Ülkemizde ekmeğin yoğunlukla tüketildiği başka bir bölgeye Diyarbakır ve çevre illerin dışında rastlamak oldukça zordur.
Bu gerçeğin sebeplerini irdelediğimizde hızla artan nüfus sayısını, iş alanlarının az oluşunu, yatırımların eksikliğini, şehir merkezinin olduğundan çok göç almasını sayabiliriz. Elbette bu hususları bir yemek kültürünü tanıtan bir kitapta okurun görmesi, ilk etapta şaşkınlıkla karşılanabilir. Unutulmamalıdır ki yemeklerin bir şehirde ya da bölgede ortaya çıkışı ya da yapılmasında kimi etkenler söz konusudur.
Diyarbakır genelinde ve bölgemizde hızla artan nüfus, ailenin sabit geliri sebebiyle yemek çeşitlerini de etkilemekte, az malzemeyle ortaya farklı yemekler koymayı da tetiklemektedir.
Çekirdek aile tipinin halen egemen olduğu ilçelerle köylerde aile bireylerinin ortak sofrada buluşması, birkaç ailenin bir arada kaldığı, üç-dört kuşağın bir arada yaşadığı ortamda, temel besin maddesi olarak ekmeği belirler.
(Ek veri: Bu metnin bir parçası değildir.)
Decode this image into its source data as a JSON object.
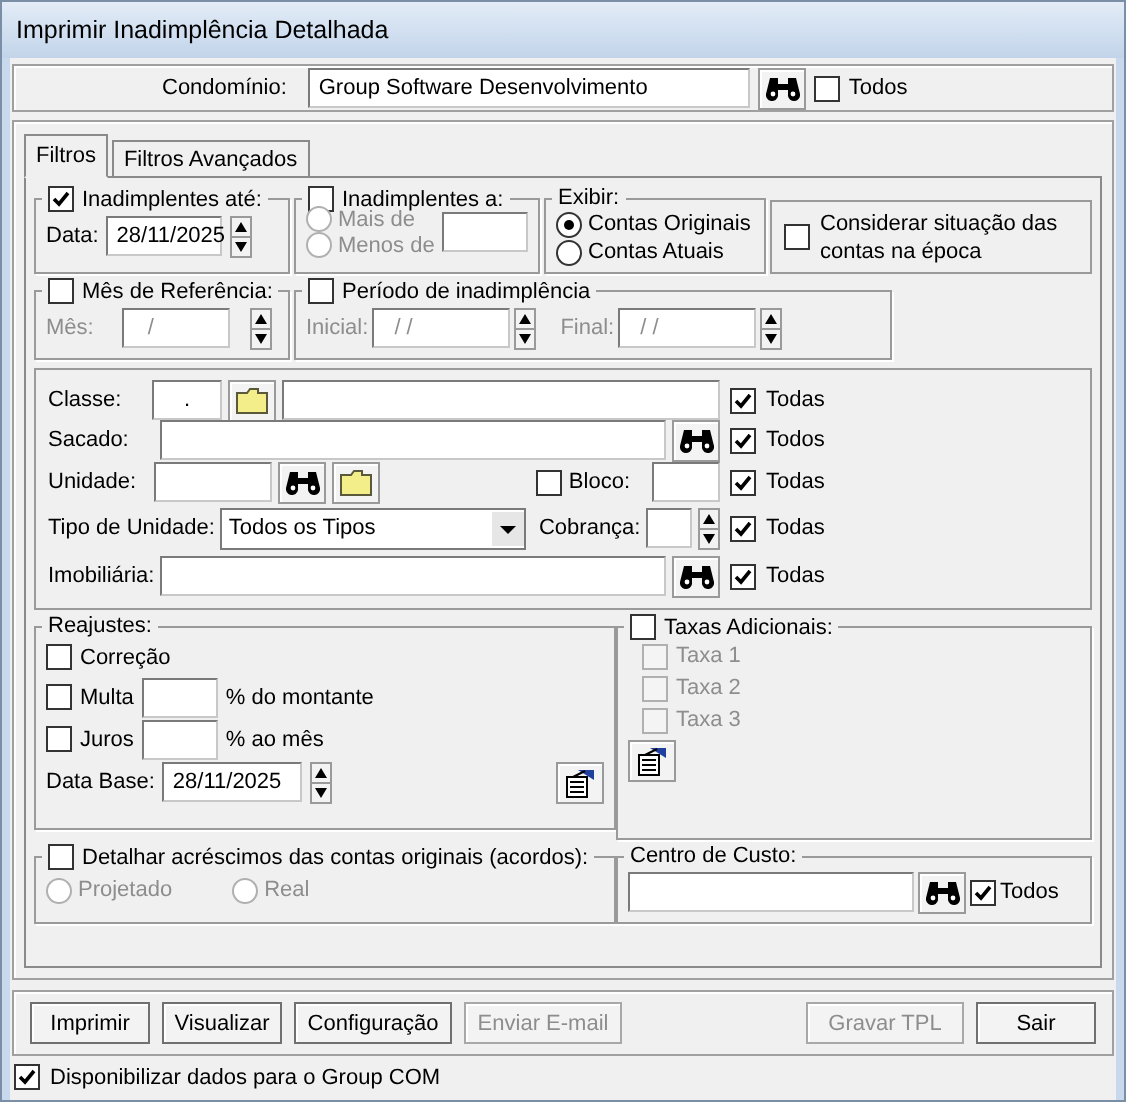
{
  "window": {
    "title": "Imprimir Inadimplência Detalhada"
  },
  "condominio": {
    "label": "Condomínio:",
    "value": "Group Software Desenvolvimento",
    "todos": {
      "label": "Todos",
      "checked": false
    }
  },
  "tabs": [
    {
      "label": "Filtros",
      "selected": true
    },
    {
      "label": "Filtros Avançados",
      "selected": false
    }
  ],
  "inadimplentes_ate": {
    "label": "Inadimplentes até:",
    "checked": true,
    "data_label": "Data:",
    "data_value": "28/11/2025"
  },
  "inadimplentes_a": {
    "label": "Inadimplentes a:",
    "checked": false,
    "disabled": true,
    "options": [
      {
        "label": "Mais de",
        "selected": false
      },
      {
        "label": "Menos de",
        "selected": false
      }
    ]
  },
  "exibir": {
    "label": "Exibir:",
    "options": [
      {
        "label": "Contas Originais",
        "selected": true
      },
      {
        "label": "Contas Atuais",
        "selected": false
      }
    ]
  },
  "considerar": {
    "label": "Considerar situação das contas na época",
    "checked": false
  },
  "mes_referencia": {
    "label": "Mês de Referência:",
    "checked": false,
    "disabled": true,
    "mes_label": "Mês:",
    "mes_value": "/"
  },
  "periodo": {
    "label": "Período de inadimplência",
    "checked": false,
    "disabled": true,
    "inicial_label": "Inicial:",
    "inicial_value": "/ /",
    "final_label": "Final:",
    "final_value": "/ /"
  },
  "filtros": {
    "classe": {
      "label": "Classe:",
      "value": ".",
      "todas": {
        "label": "Todas",
        "checked": true
      }
    },
    "sacado": {
      "label": "Sacado:",
      "todas": {
        "label": "Todos",
        "checked": true
      }
    },
    "unidade": {
      "label": "Unidade:",
      "bloco": {
        "label": "Bloco:",
        "checked": false
      },
      "todas": {
        "label": "Todas",
        "checked": true
      }
    },
    "tipo_unidade": {
      "label": "Tipo de Unidade:",
      "value": "Todos os Tipos",
      "cobranca_label": "Cobrança:",
      "todas": {
        "label": "Todas",
        "checked": true
      }
    },
    "imobiliaria": {
      "label": "Imobiliária:",
      "todas": {
        "label": "Todas",
        "checked": true
      }
    }
  },
  "reajustes": {
    "label": "Reajustes:",
    "correcao": {
      "label": "Correção",
      "checked": false
    },
    "multa": {
      "label": "Multa",
      "checked": false,
      "suffix": "% do montante"
    },
    "juros": {
      "label": "Juros",
      "checked": false,
      "suffix": "% ao mês"
    },
    "data_base_label": "Data Base:",
    "data_base_value": "28/11/2025"
  },
  "taxas": {
    "label": "Taxas Adicionais:",
    "checked": false,
    "disabled": true,
    "items": [
      {
        "label": "Taxa 1",
        "checked": false
      },
      {
        "label": "Taxa 2",
        "checked": false
      },
      {
        "label": "Taxa 3",
        "checked": false
      }
    ]
  },
  "detalhar": {
    "label": "Detalhar acréscimos das contas originais (acordos):",
    "checked": false,
    "disabled": true,
    "options": [
      {
        "label": "Projetado",
        "selected": false
      },
      {
        "label": "Real",
        "selected": false
      }
    ]
  },
  "centro_custo": {
    "label": "Centro de Custo:",
    "todos": {
      "label": "Todos",
      "checked": true
    }
  },
  "buttons": [
    {
      "label": "Imprimir",
      "disabled": false
    },
    {
      "label": "Visualizar",
      "disabled": false
    },
    {
      "label": "Configuração",
      "disabled": false
    },
    {
      "label": "Enviar E-mail",
      "disabled": true
    },
    {
      "label": "Gravar TPL",
      "disabled": true
    },
    {
      "label": "Sair",
      "disabled": false
    }
  ],
  "group_com": {
    "label": "Disponibilizar dados para o Group COM",
    "checked": true
  }
}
Bu makalemizde dünün beslenme şekillerini ele alırken, ekmeğin etrafında gelişen beslenme kültürünü de anlatmaya çalışacağız, mutlaka.
*Erzak Hususu*
Bahar mevsimi ve yaz arasında yapılan, peynir tedariki önemlidir. Daha çok göçerlerden alınan ya da evde yapılan peynir, saklanır. El altında bulundurulmak üzere olan hariç, soğuk hava depolarına gönderilir. Sonbaharın bitimine doğru peynir tenekeleri-plastik bidonlar buzhane denilen soğuk hava deposundan alınır.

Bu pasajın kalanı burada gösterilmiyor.